Les développeurs réinventent le magasin de musique

Un nouveau partenariat entre la plateforme d'intelligence musicale Échonest et service de musique en streaming Me jouer permet aux développeurs de créer des applications qui offrent de nouvelles façons de trouver de la musique et de diffuser gratuitement des morceaux entiers. L'accord peut être utilisé pour créer une application qui diffuse jusqu'à cinq heures par semaine de musique à partir d'un catalogue de trois millions de morceaux ; une fois la limite de diffusion hebdomadaire atteinte, les utilisateurs doivent payer 10 $ par mois pour une diffusion illimitée, une tarification identique à celle du concurrent Spotify.





Roue musicale : L'application Slice pour Android a été créée par des étudiants de l'Olin College of Engineering. Il utilise les données d'Echonest et Play.me pour explorer la musique visuellement.

Explorateur de musique FX n'est que l'un des plus de 70 qui tirent déjà parti de l'interface de programmation d'applications (API) d'Echonest, qui fournit des données aux applications à partir d'un vaste catalogue d'artistes et de pistes. L'API mappe les connexions entre des chansons et des artistes similaires, est disponible pour tout développeur qui s'inscrit pour une clé API Echonest. Grâce à l'accord avec Play.me, le service d'Echonest peut être utilisé pour diffuser des morceaux de labels tels que Sony, EMI et The Orchard.

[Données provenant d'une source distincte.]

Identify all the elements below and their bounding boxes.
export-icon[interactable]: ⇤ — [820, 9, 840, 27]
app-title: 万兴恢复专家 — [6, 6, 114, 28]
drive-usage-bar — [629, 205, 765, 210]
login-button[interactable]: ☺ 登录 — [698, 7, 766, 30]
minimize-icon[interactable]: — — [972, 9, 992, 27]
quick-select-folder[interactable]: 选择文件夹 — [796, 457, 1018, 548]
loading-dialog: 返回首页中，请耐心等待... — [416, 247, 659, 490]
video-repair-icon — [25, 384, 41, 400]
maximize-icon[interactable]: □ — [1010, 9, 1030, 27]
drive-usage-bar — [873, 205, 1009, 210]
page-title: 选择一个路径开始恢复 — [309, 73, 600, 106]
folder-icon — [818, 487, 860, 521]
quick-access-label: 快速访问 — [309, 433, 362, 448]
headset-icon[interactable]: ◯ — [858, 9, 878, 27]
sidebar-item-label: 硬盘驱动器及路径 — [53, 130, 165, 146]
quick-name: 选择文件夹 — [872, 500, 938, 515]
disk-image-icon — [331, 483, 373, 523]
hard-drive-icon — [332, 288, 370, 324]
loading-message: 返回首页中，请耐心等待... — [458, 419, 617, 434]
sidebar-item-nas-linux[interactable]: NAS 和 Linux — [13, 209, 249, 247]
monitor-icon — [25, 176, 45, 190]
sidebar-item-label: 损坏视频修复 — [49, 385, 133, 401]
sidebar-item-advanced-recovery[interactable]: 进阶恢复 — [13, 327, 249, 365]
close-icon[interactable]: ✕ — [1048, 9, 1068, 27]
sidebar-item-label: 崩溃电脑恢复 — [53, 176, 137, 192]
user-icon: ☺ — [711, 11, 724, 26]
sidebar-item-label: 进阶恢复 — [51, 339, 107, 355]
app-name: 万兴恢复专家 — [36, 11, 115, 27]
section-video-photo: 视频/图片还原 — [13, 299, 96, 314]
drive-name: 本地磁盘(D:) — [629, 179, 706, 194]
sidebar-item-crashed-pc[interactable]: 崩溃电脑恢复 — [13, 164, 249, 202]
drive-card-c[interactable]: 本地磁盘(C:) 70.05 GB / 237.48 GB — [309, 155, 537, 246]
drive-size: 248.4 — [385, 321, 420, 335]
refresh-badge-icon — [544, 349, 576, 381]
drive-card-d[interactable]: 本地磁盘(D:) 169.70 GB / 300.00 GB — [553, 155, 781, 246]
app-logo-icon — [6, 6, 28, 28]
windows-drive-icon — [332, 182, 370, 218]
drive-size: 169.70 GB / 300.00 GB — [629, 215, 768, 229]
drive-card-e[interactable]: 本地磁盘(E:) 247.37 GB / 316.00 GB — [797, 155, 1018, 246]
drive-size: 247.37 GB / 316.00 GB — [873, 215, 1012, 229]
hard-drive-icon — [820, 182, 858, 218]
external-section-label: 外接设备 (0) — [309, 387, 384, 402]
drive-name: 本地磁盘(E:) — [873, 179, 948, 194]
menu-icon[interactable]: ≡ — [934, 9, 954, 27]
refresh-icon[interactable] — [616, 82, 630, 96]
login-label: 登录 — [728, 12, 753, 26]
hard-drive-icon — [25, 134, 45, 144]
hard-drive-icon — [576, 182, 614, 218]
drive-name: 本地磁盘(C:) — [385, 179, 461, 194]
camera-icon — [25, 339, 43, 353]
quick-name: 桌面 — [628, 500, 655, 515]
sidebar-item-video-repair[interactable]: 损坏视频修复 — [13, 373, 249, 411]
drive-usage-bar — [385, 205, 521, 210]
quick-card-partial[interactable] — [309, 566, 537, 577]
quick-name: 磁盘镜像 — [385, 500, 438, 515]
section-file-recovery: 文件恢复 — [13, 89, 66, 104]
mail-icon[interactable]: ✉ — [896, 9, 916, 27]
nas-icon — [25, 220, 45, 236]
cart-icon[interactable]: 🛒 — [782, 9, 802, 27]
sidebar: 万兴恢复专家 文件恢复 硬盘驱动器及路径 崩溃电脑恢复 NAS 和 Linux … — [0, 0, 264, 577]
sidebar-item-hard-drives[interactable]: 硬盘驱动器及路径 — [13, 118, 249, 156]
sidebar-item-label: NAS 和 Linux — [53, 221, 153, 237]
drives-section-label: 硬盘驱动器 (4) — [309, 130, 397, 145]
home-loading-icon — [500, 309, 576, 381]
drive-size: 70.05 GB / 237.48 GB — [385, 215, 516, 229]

Du jour au lendemain, les piliers de la musique en ligne Pandore , Last.fm , et Grooveshark constatent qu'ils ont des dizaines de concurrents construits par de petites équipes et même des codeurs individuels. Les développeurs d'applications sont, selon nous, l'avenir de cet espace, déclare Jim Lucchese, PDG d'Echonest. Ils sont l'avenir du commerce de détail [musique].

Les développeurs ne vendent pas de musique dans le cadre du nouvel accord, mais ils obtiennent une réduction chaque fois qu'un utilisateur s'inscrit au service de streaming Play.me via son application. Cela en fait, par essence, des affiliés commerciaux pour Play.me, et par extension pour tous les labels dont il agrège la musique.



Les développeurs ont toujours été en mesure de conclure des accords avec des maisons de disques individuellement, mais ce processus était excessivement coûteux et long. En obtenant des droits généraux pour diffuser toute la musique de son catalogue, Play.me a éliminé ce casse-tête. Du point de vue des avocats, une API est un contrat très efficace, explique Lucchese. C'est comme si vous disiez : 'Voici mes affaires, et voici les règles, et tant que vous respectez les règles, nous sommes prêts à partir.'

À l'aide de l'API qui permet d'accéder à la base de données d'Echonest, cinq étudiants de J'étais à la faculté d'ingénierie ont pu mettre en place, en un seul semestre, une application mobile qui explore les connexions inattendues entre les groupes. Le résultat est l'application Slice pour Android. L'application utilise une roue à code couleur qui tourne pour faciliter le passage d'un artiste à l'autre. L'objectif est de créer quelque chose de plus dynamique que les offres de radio Internet traditionnelles en offrant aux utilisateurs une manière différente d'explorer la parenté des artistes et des genres.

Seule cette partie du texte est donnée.